Bursaspor’da bu dönemde en çok tartışılan konulardan biri tabii ki transfer…
Bir kesim, ‘Tahta açılsa bile transfer yapmayalım. Kulübün durumu ortada, genç oyunculara şans verelim’ derken, bir kesim de ‘Hedefe ulaşmak için kadro yetersiz, tahtayı açtırıp transfer şart’ şeklinde görüş belirtiyor.
Ben de transfer yapılmasının elzem olduğunu düşünenlerdenim.
Tamam kaleci Ataberk Dadakdeniz, bu işi kaldırabileceğini gösteriyor. Tamam Ali Akman bu ligde çok gol atabileceğinin sinyallerini veriyor. Tamam Burak Kapacak ‘kafası rahatladığında’ takıma önemli katkılar verebilecek düzeyde.
Fakat tüm bunlar bazı gerçekleri görmezden gelmemizi de gerektirmiyor.
Bir kere Bursaspor’un kadrosu özellikle bazı mevkilerde sayısal olarak bile yetersiz.
Bakınız Mustafa Hoca iki haftadır stoperde Cüneyt Köz’ün yanında orta saha orijinli Aykut Akgün’ü oynatıyor… Neden? Çünkü elinde stoper yok. Var olanlar da daha o seviyede değil. Bu ikilinin yeterliliği de Giresunspor maçında kornerden gelen iki gol sonrası tartışmaya açık.
Ya sol bek… İki maç mecburiyetten Emirhan’ı o bölgede oynatan Mustafa Er, Giresun önünde elindeki tek sol bek Onur Atasayar’ı sahaya sürdüğüne pişman oldu. Sağ bekte de tüm yük İsmail Çokçalış’ın omuzlarında.
Kanatlarda desen Burak Kapacak haricinde bu ligi kaldırabilecek, gerçek bölgesi sağ veya sol açık olan bir tek Serdar Özkan var…
O da bugün var, belli ki yarın yok.
Hoca Burak’ın karşısına bir Özer Hurmacı’yı koyuyor, bir Recep Aydın’ı ama onlardan da ses seda yok.
Şimdilik 18 yaşındaki, daha toyluk döneminde olan Ali Akman’ın yükünü çektiği gol bölgesinde de durum çok iç açıcı değil. Daha toy dediğimiz Ali Akman’ın alternatifleri, en azından maç tecrübesi olarak ondan da toy olan 17-18 yaşında gençler.
Toy dediysek bu çocukları hakir gördüğümüzden değil.
Tamam hepsi pırıl pırıl.
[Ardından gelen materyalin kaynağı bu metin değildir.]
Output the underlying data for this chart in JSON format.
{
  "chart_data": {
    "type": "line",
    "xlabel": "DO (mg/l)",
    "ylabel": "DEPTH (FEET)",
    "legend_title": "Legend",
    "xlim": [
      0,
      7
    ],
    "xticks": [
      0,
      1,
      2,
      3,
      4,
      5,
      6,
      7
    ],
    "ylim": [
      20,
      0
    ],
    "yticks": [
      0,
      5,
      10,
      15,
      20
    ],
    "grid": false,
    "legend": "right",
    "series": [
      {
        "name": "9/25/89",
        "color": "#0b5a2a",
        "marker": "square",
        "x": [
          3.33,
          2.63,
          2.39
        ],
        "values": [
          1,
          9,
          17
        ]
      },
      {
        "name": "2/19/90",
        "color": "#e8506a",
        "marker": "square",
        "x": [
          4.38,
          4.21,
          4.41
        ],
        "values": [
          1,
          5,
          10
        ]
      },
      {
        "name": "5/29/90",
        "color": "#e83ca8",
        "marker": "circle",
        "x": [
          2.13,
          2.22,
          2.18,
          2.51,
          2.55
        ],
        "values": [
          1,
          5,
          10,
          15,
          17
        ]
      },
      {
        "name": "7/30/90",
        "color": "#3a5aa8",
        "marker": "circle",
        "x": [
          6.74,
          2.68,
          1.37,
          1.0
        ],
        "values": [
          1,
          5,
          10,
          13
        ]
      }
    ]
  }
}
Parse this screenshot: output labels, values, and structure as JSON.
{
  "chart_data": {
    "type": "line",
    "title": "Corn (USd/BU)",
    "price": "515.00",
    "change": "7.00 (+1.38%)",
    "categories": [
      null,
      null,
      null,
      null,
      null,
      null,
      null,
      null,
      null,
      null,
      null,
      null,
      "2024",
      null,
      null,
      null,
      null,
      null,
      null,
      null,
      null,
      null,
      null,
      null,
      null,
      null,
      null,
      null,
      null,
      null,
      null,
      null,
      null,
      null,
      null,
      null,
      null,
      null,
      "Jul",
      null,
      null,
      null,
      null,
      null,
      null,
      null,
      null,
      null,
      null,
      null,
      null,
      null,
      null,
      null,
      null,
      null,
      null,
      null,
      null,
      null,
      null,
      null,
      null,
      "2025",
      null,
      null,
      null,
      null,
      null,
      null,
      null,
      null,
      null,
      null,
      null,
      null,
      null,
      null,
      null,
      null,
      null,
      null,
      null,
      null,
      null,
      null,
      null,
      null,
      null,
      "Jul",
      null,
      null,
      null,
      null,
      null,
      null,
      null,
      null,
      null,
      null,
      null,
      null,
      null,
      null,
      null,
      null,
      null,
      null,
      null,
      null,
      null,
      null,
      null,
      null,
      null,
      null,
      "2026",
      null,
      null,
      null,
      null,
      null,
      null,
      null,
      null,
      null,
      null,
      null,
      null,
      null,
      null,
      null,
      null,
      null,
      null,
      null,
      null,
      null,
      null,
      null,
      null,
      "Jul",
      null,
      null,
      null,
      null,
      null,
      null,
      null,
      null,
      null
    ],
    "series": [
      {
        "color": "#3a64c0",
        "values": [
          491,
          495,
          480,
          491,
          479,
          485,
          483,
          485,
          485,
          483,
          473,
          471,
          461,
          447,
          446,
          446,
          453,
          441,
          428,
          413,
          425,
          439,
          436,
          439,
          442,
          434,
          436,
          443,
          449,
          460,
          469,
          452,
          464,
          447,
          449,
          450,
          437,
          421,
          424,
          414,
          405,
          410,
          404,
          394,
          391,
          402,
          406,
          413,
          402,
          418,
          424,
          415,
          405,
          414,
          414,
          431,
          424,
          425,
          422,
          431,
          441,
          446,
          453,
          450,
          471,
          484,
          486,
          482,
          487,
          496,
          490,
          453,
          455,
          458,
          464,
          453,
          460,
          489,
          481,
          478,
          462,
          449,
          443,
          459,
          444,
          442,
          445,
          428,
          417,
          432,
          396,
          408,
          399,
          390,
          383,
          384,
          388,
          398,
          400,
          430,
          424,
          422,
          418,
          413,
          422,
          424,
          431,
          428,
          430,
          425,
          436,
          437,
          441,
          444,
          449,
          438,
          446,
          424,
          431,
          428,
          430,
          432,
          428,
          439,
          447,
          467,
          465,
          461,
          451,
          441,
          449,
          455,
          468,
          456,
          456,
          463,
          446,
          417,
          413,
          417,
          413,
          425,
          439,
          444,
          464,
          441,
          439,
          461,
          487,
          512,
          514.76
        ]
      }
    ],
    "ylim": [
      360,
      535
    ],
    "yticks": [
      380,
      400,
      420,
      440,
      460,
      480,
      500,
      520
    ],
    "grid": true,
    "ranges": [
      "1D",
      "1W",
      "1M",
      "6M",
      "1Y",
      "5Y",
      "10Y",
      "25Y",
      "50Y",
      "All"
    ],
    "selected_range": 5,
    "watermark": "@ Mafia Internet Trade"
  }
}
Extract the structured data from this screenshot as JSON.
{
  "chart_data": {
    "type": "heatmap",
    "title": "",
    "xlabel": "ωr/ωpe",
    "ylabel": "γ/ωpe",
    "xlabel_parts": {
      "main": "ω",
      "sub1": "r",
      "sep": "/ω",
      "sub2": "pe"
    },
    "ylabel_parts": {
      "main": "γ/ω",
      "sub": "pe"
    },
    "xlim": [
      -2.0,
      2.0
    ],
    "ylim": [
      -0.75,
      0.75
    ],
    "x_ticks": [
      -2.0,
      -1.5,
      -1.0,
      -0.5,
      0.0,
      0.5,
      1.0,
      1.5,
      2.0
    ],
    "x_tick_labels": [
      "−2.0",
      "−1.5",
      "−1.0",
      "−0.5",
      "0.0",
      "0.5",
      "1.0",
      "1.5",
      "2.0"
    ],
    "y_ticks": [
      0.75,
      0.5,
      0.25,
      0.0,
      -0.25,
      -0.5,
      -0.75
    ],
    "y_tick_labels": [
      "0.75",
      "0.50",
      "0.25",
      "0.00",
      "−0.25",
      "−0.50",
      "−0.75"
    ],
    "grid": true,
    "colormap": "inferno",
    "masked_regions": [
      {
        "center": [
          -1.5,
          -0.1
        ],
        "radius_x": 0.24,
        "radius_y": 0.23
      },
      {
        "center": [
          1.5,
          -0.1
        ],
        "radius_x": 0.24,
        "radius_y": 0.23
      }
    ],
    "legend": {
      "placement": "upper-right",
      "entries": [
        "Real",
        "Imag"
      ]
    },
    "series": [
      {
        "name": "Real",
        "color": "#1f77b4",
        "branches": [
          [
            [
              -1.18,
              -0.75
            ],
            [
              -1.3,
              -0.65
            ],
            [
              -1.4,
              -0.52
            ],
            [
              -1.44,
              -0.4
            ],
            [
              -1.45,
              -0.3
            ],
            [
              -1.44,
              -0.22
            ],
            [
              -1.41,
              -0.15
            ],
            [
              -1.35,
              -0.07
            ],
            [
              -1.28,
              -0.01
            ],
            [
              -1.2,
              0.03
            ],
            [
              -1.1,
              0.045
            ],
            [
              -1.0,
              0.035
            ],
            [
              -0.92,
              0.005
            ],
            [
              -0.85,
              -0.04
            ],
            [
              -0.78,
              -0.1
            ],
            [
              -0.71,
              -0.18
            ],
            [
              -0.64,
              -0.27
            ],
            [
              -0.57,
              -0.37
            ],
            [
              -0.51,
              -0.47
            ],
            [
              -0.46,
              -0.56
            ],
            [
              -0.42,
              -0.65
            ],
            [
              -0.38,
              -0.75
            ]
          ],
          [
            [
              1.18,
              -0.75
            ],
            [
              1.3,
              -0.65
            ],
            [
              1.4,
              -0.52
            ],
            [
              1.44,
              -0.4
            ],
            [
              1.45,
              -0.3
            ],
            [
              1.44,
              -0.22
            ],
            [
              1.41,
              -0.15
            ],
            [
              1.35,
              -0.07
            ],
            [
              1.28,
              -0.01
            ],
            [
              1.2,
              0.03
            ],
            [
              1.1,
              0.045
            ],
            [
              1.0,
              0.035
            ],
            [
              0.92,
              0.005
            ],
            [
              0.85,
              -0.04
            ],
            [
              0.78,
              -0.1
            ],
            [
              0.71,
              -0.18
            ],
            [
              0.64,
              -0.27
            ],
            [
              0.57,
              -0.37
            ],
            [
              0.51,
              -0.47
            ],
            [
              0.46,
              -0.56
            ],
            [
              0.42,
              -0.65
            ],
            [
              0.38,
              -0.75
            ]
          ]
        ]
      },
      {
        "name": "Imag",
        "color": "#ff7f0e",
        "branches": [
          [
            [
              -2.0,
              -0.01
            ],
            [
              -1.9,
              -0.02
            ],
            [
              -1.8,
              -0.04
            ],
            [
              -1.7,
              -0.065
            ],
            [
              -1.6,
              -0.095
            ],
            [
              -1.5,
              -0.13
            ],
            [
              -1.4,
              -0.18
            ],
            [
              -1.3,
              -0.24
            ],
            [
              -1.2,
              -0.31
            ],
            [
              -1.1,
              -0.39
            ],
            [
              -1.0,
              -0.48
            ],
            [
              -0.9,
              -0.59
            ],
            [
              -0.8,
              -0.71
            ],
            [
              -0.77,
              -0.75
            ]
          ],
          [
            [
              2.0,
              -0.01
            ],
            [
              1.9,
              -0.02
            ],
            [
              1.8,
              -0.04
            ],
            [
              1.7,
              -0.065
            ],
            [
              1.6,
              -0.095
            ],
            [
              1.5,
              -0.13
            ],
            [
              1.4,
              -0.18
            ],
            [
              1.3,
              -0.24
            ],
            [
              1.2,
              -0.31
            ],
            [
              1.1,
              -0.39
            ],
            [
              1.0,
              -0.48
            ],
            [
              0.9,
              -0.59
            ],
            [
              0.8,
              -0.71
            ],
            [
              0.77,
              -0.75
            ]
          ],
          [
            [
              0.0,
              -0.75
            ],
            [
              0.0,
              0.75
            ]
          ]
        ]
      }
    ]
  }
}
Alt yaş milli takımlarında bir çok kez forma giymiş bu gençlerden bir çoğu gelecekte Süper Lig düzeyine, hatta Avrupa seviyesine çıkabilecek yetenekte.
Ama gelecekte.
Omuzlarına şimdiden kaldırabileceklerinin üzerinde yük yüklersek, daha parlamadan kaybolup giderler.
İşte tam da bu yüzden transfer elzem.
Bursaspor’un bu gençlerin önü kapatacak değil, onlara örnek olacak, bir şeyler öğretebilecek, omuzlarındaki yükü azaltacak ve tabii ki takımı da sırtlayabilecek transferlere ihtiyacı var.
Hatırlayın Emre Belözoğlu’nun Galatasaray’da parlamaya başladığı dönemi. Bir yanında Hagi vardı, bir yanında Suat Kaya, Okan Buruk ve daha bir çok kaliteli ayak.
Hatırlayın Volkan Şen’in, Sercan Yıldırım’ın isimlerini duyurmaya başladıkları, Ozan İpek’in ‘kuş avcısı’ olduğu dönemde birlikte oynadıkları futbolcuları. Batalla, Ergic, Ömer Erdoğan, Zapatocny ve daha niceleri…
Böyle isimlerle oynamak, onlarla rekabet etmek genç futbolcular için şanstır… Bu tür isimler, gençlerin yeteneklerini sergileyebilmelerini sağlarlar.
Çünkü hata yapsalar bile sırtlarını dayayabilecekleri abileri vardır sahada. Güven vardır.
Ama daha şimdiden bir kaç gol atan Ali’yi yıldızlaştırırsan, güzel kurtarışlar yapan Ataberk’i kahraman ilan edersen onlara fayda değil zarar verirsin.
Beklentiler artarsa en ufak hatada homurtular yükselir… Sonra da ya ismini bile hatırlayamadığımız bir çok genç gibi kaybolup giderler, ya da şanslarını denemek için başka takımlara çekip giderler…
İşte tam da bu yüzden, gençleri rahatlatmak ve hedefe ulaşmak için transfer şart.